Hard-to-spot Mac crypto-mining threat, XMRig, hits Pirate Bay

A new family of Mac malware that spreads through pirated versions of Final Cut Pro, Photoshop, and other key creative apps has been identified by the Threat Labs team at Jamf.

The new XMRig threat is a subtle cryptocurrency mining attack that has evaded detection for months.

XMRig proliferates by attaching itself to pirated copies of creative applications, including versions of Final Cut Pro, Logic Pro X, and Adobe Photoshop. That’s the kind of “knock-off” Mac application you frequently find being distributed across peer to peer networks.

Once installed, the malware secretly mines cryptocurrency using the infected Macs. The malware is also intelligently designed to evade detection — when a user opens Activity Monitor to see if something is amiss on their Mac, it immediately ceases activity to avoid being spotted.

“Adware has traditionally been the most widespread type of macOS malware, but cryptojacking, a stealthy and large-scale crypto-mining scheme, is becoming increasingly prevalent,” Jamf warned in a extensive report today explaining the attack.

In this case, researchers were able to identify the Pirate Bay account that distributed the files. They found that almost every pirated app shared by the particular user hosted crypto-mining malware.

The researchers speculate such attacks may become more prevalent, in part because of Apple’s success with creating computationally powerful Apple Silicon chips. That may make Macs an even more attractive target for crypto mining malware. (Certainly, the platform has become more attractive to attackers.)

It is worth noting that all known versions of this malware family are already detected and blocked by Jamf Protect, which also informs admins if Gatekeeper is disabled on any managed devices.

XMRig has the following characteristics:

Jamf Threat Labs managed to trace three generations of this particular malware, which first appeared around August 2019.

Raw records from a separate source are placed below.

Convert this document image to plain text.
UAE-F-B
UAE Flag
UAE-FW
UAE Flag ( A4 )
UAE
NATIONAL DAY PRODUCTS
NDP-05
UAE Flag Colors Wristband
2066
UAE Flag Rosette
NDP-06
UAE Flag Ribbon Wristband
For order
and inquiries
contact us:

Each generation saw the attack become harder to spot. By the end of that journey, the attacker became sophisticated enough that uploads showed up on Pirate Bay within just 24- ours of macOS application updates — and managed to disguise malicious processes as system processes.

There is a psychological element to this. Employees whose hardware becomes infected because they downloaded pirated applications to a work machine are aware that they have acted illegally and are less inclined to warn IT that malware may have entered the system.

(That’s actually another good reason to foster a blame-free culture around security in order to spur the faster revelation of vulnerabilities).

Security is a constant battle. In this case, Apple recently made significant improvements in macOS Ventura that make life harder for this malware. Ventura’s more stringent security checks confirm all notarized apps are correctly signed and have not been modified by unauthorized processes, even after first launch. That’s a big improvement on how Apple’s Gatekeeper protection used to act when it would only check a file on first launch.

However, Jamf found that the mining code would still execute, even if the original host application would not. The researchers found the hacked Photoshop copy remained unprotected, speculating that that was due to a difference in how the executables in the app worked on launch.

But the bottom line: don’t use software stolen from Pirate Bay.

Jamf continues to develop beyond its MDM roots to encompass provisioning of ultra-secure distributed enterprise solutions as evidenced by its ZecOps acquisition in 2022.

The company’s Threat Security teams continue to build a strong reputation for security custodianship on Apple’s platforms. But the big reveal in almost every security research report I read from various teams remains the same: Human error is the ultimate attack vector.

It doesn’t matter whether its phishing, phreaking, hacking, or honeypot attacks — poor decisions by end users are the threats that should keep IT awake at night.

Again and again, it comes down to the simple things, such as reminding users not to click on links they don’t expect to receive, never install pirated software, always use complex passcodes, and never send confidential account logins of any kind across public Wi-Fi.

Simple steps such as these have a huge impact on reducing the chances that attacks succeed.